Kehadiran syahwat telah menjadikan manusia sebagai makhluk yang dahsyat, tetapi syahwat yang sama jua yang menghempaskan manusia pada kehancuran. Ambisi menguasai, memuaskan diri, membunuh, menumpas kehidupan makhluk yang menghalangi keinginannya mulai dari hutan, binatang bahkan manusia. Ribuan peperangan telah mengukir sejarah yang isinya tidak lebih saling membunuh dan menghancurkan. Kadang dibalik itu hanya karena dorongan syahwat satu orang semata.

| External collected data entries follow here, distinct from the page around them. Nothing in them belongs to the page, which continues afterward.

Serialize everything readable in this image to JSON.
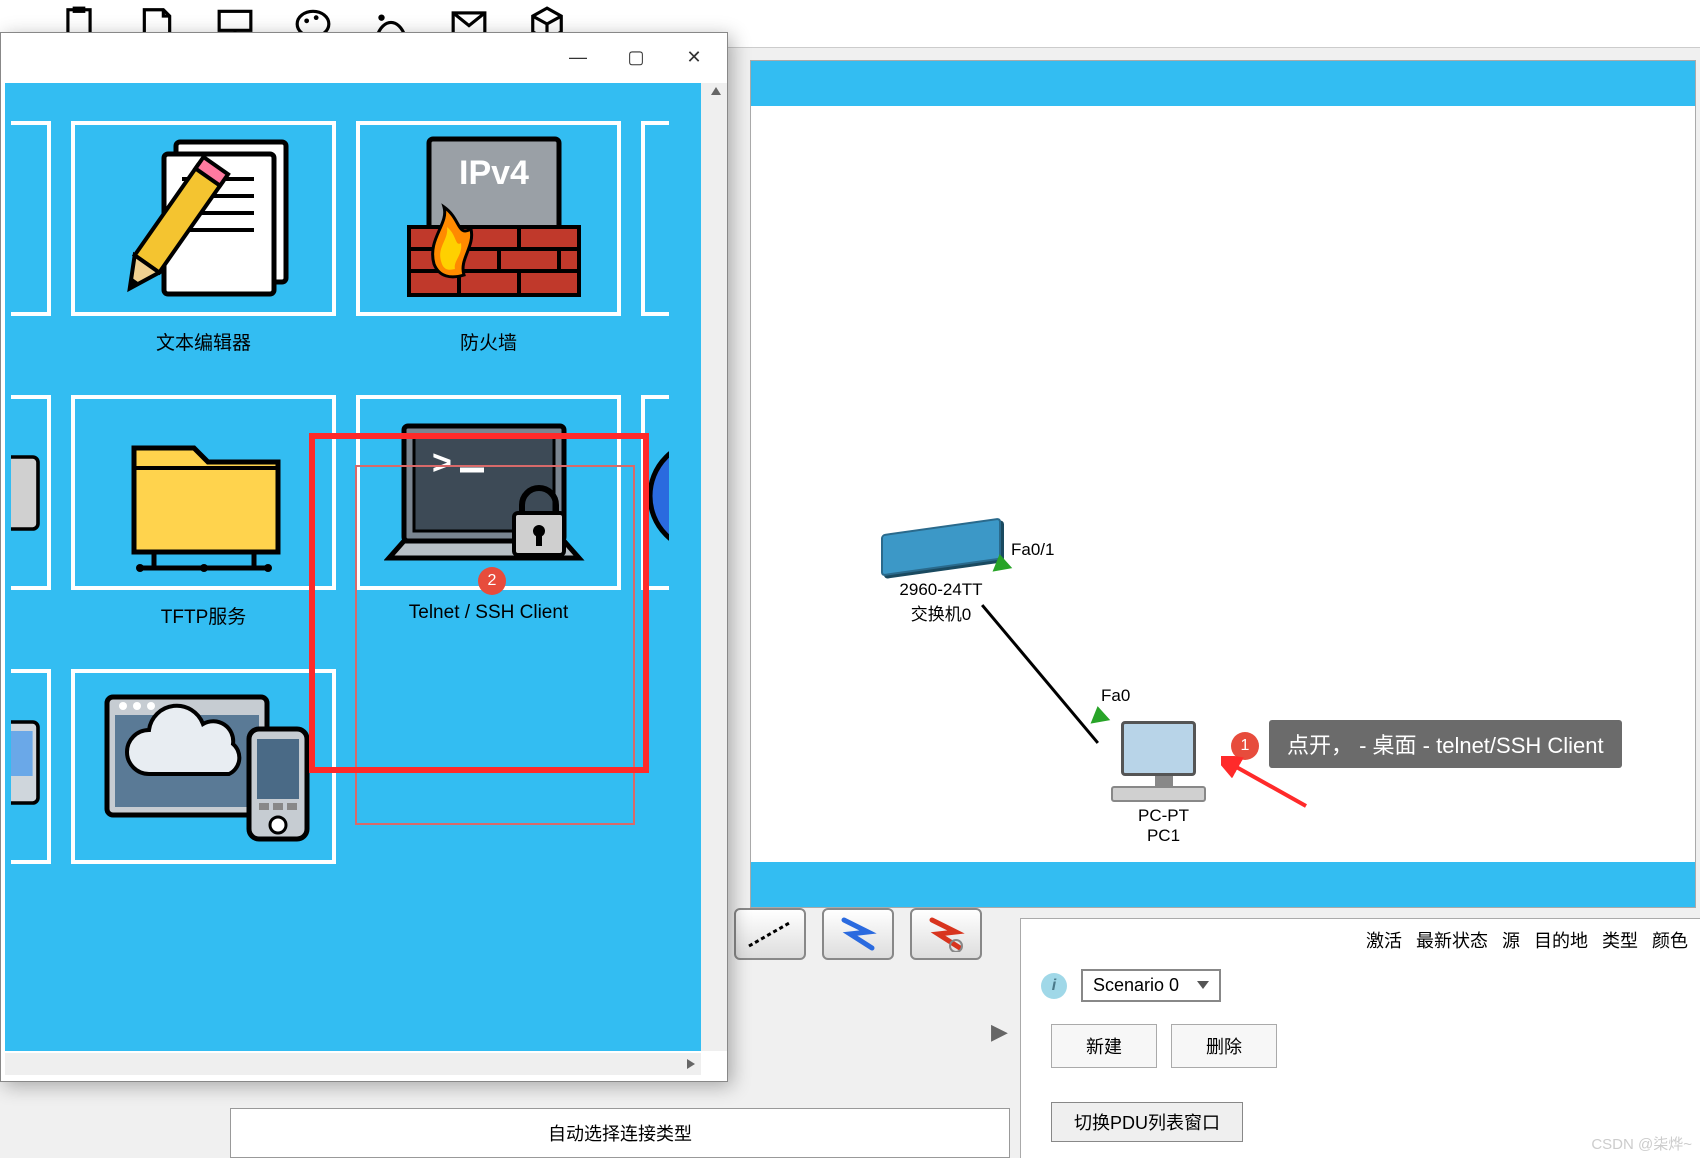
{
  "toolbar_icons": [
    "clipboard-icon",
    "note-icon",
    "desktop-icon",
    "palette-icon",
    "custom-shape-icon",
    "envelope-icon",
    "box-icon"
  ],
  "popup": {
    "row1": {
      "tile1_label": "文本编辑器",
      "tile2_label": "防火墙",
      "ipv4_text": "IPv4"
    },
    "row2": {
      "tile1_label": "TFTP服务",
      "tile2_label": "Telnet / SSH Client"
    },
    "annotation_badge_2": "2",
    "window_controls": {
      "min": "—",
      "max": "▢",
      "close": "✕"
    }
  },
  "topology": {
    "switch": {
      "model": "2960-24TT",
      "name": "交换机0"
    },
    "pc": {
      "model": "PC-PT",
      "name": "PC1"
    },
    "port_switch": "Fa0/1",
    "port_pc": "Fa0"
  },
  "annotations": {
    "badge_1": "1",
    "callout_text": "点开，  - 桌面   - telnet/SSH Client"
  },
  "simulation": {
    "columns": [
      "激活",
      "最新状态",
      "源",
      "目的地",
      "类型",
      "颜色"
    ],
    "scenario_label": "Scenario 0",
    "new_button": "新建",
    "delete_button": "删除",
    "pdu_toggle": "切换PDU列表窗口",
    "info_icon": "i"
  },
  "footer_text": "自动选择连接类型",
  "watermark": "CSDN @柒烨~"
}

Manusia menjadi kehilangan kemanusiaannya ketika berada dalam kendali syahwatnya. Melakukan beragam hal yang bertentangan dengan fitrah, akal dan agama.
اَىِٕنَّكُمْ
لَتَأْتُوْنَ الرِّجَالَ شَهْوَةً مِّنْ دُوْنِ النِّسَاۤءِ ۗبَلْ اَنْتُمْ قَوْمٌ
تَجْهَلُوْنَ
Dorongan syahwat pada kaum Luth ini bertentangan dengan tabiat alamiah manusia. Mereka memilih memenuhi dorongan syahwat terhadap sesama jenis karena syahwatnya akan mendapatkan kepuasan yang berlebih jika melakukan hubungan seksual sesama jenis.
وَلَقَدْ ذَرَأْنَا
لِجَهَنَّمَ كَثِيْرًا مِّنَ الْجِنِّ وَالْاِنْسِۖ لَهُمْ قُلُوْبٌ لَّا
يَفْقَهُوْنَ بِهَاۖ وَلَهُمْ اَعْيُنٌ لَّا يُبْصِرُوْنَ بِهَاۖ وَلَهُمْ اٰذَانٌ
لَّا يَسْمَعُوْنَ بِهَاۗ اُولٰۤىِٕكَ كَالْاَنْعَامِ بَلْ هُمْ اَضَلُّ ۗ
اُولٰۤىِٕكَ هُمُ الْغٰفِلُوْنَ
Ketika syahwat mengendalikan diri manusia maka disaat itu beragam keburukan dan kehancuran terjadi pada diri dan kehidupan manusia.
Kalangan 'Arifin
memberikan ilustrasi menarik. Diri manusia itu bagaikan kereta kuda. Kereta itu
tidak lain adalah diri manusia. Sais adalah akalnya. Sedang kuda merupakan
syahwatnya. Sekiranya kuda itu berada dalam kendali sang sais, maka kereta itu
akan berjalan cepat menuju tujuan yang diinginkan. Namun ketika kendali berada
pada kegilaan kuda dan sais sudah tak mampu lagi mengendalikannya, maka kereta
akan meluncur tanpa kendali. Menabrak apa pun, bahkan dapat masuk jatuh ke
jurang yang dalam. Dan celakanya setan tahu persis cara menghancurkan manusia
melalui provokasi terhadap syahwatnya. Akal manusia itu disembelih melalui syahwat.